'La Vie Imagée de Pablo Picasso'. 

Paul Braig was a German-French expressionistic painter and graphic artist, who illustrated 'La Vie Imagée de Pablo Picasso' (1952), a "graphic novel" about Pablo Picasso, written by the famous Surrealists writers André Breton and Benjamin Péret. This seems to have been his only contribution to comic history.

Life and career
Paul Braig was born in 1906 in the German city of Munich. In the mid-1920s, he was educated in Germany at the Staatliches Bauhaus in Dessau, where his teachers were Paul Klee and Wassily Kandinsky. He then moved to France, where he studied under the abstract painter Roger Bissière at the Académie Ranson in Paris. During his lifetime, Braig made many expressionistic paintings, and also worked as a poster artist, but he never quite rose to fame or success.

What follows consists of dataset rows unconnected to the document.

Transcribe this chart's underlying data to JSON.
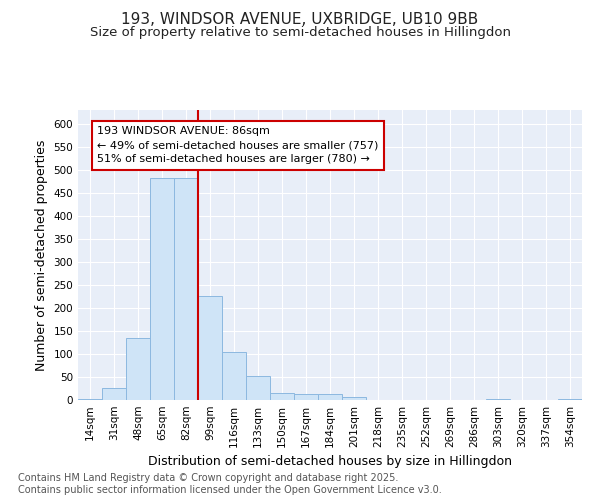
{
  "title_line1": "193, WINDSOR AVENUE, UXBRIDGE, UB10 9BB",
  "title_line2": "Size of property relative to semi-detached houses in Hillingdon",
  "xlabel": "Distribution of semi-detached houses by size in Hillingdon",
  "ylabel": "Number of semi-detached properties",
  "categories": [
    "14sqm",
    "31sqm",
    "48sqm",
    "65sqm",
    "82sqm",
    "99sqm",
    "116sqm",
    "133sqm",
    "150sqm",
    "167sqm",
    "184sqm",
    "201sqm",
    "218sqm",
    "235sqm",
    "252sqm",
    "269sqm",
    "286sqm",
    "303sqm",
    "320sqm",
    "337sqm",
    "354sqm"
  ],
  "values": [
    3,
    27,
    135,
    483,
    483,
    225,
    105,
    52,
    15,
    13,
    13,
    7,
    0,
    0,
    0,
    0,
    0,
    2,
    0,
    0,
    3
  ],
  "bar_color": "#cfe4f7",
  "bar_edge_color": "#8cb8e0",
  "red_line_x": 4.5,
  "red_line_color": "#cc0000",
  "annotation_text": "193 WINDSOR AVENUE: 86sqm\n← 49% of semi-detached houses are smaller (757)\n51% of semi-detached houses are larger (780) →",
  "annotation_box_color": "#ffffff",
  "annotation_box_edge_color": "#cc0000",
  "ylim": [
    0,
    630
  ],
  "yticks": [
    0,
    50,
    100,
    150,
    200,
    250,
    300,
    350,
    400,
    450,
    500,
    550,
    600
  ],
  "footer_text": "Contains HM Land Registry data © Crown copyright and database right 2025.\nContains public sector information licensed under the Open Government Licence v3.0.",
  "fig_bg_color": "#ffffff",
  "plot_bg_color": "#e8eef8",
  "title_fontsize": 11,
  "subtitle_fontsize": 9.5,
  "tick_fontsize": 7.5,
  "label_fontsize": 9,
  "annotation_fontsize": 8,
  "footer_fontsize": 7
}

He died in Paris in 1972.

La Vie Imagée de Pablo Picasso
Between 28 December 1951 and 8 February 1952, the art magazine Arts serialized a comic strip about Pablo Picasso, written by the writer/poets André Bréton and Benjamin Péret and drawn by Paul Braig. The comic was presented in a text comics format, with text captions underneath the images. The story itself was printed vertically, as was common for French newspaper comics of the 1940s and 1950s.


'Le Porteur', painting by Paul Braig.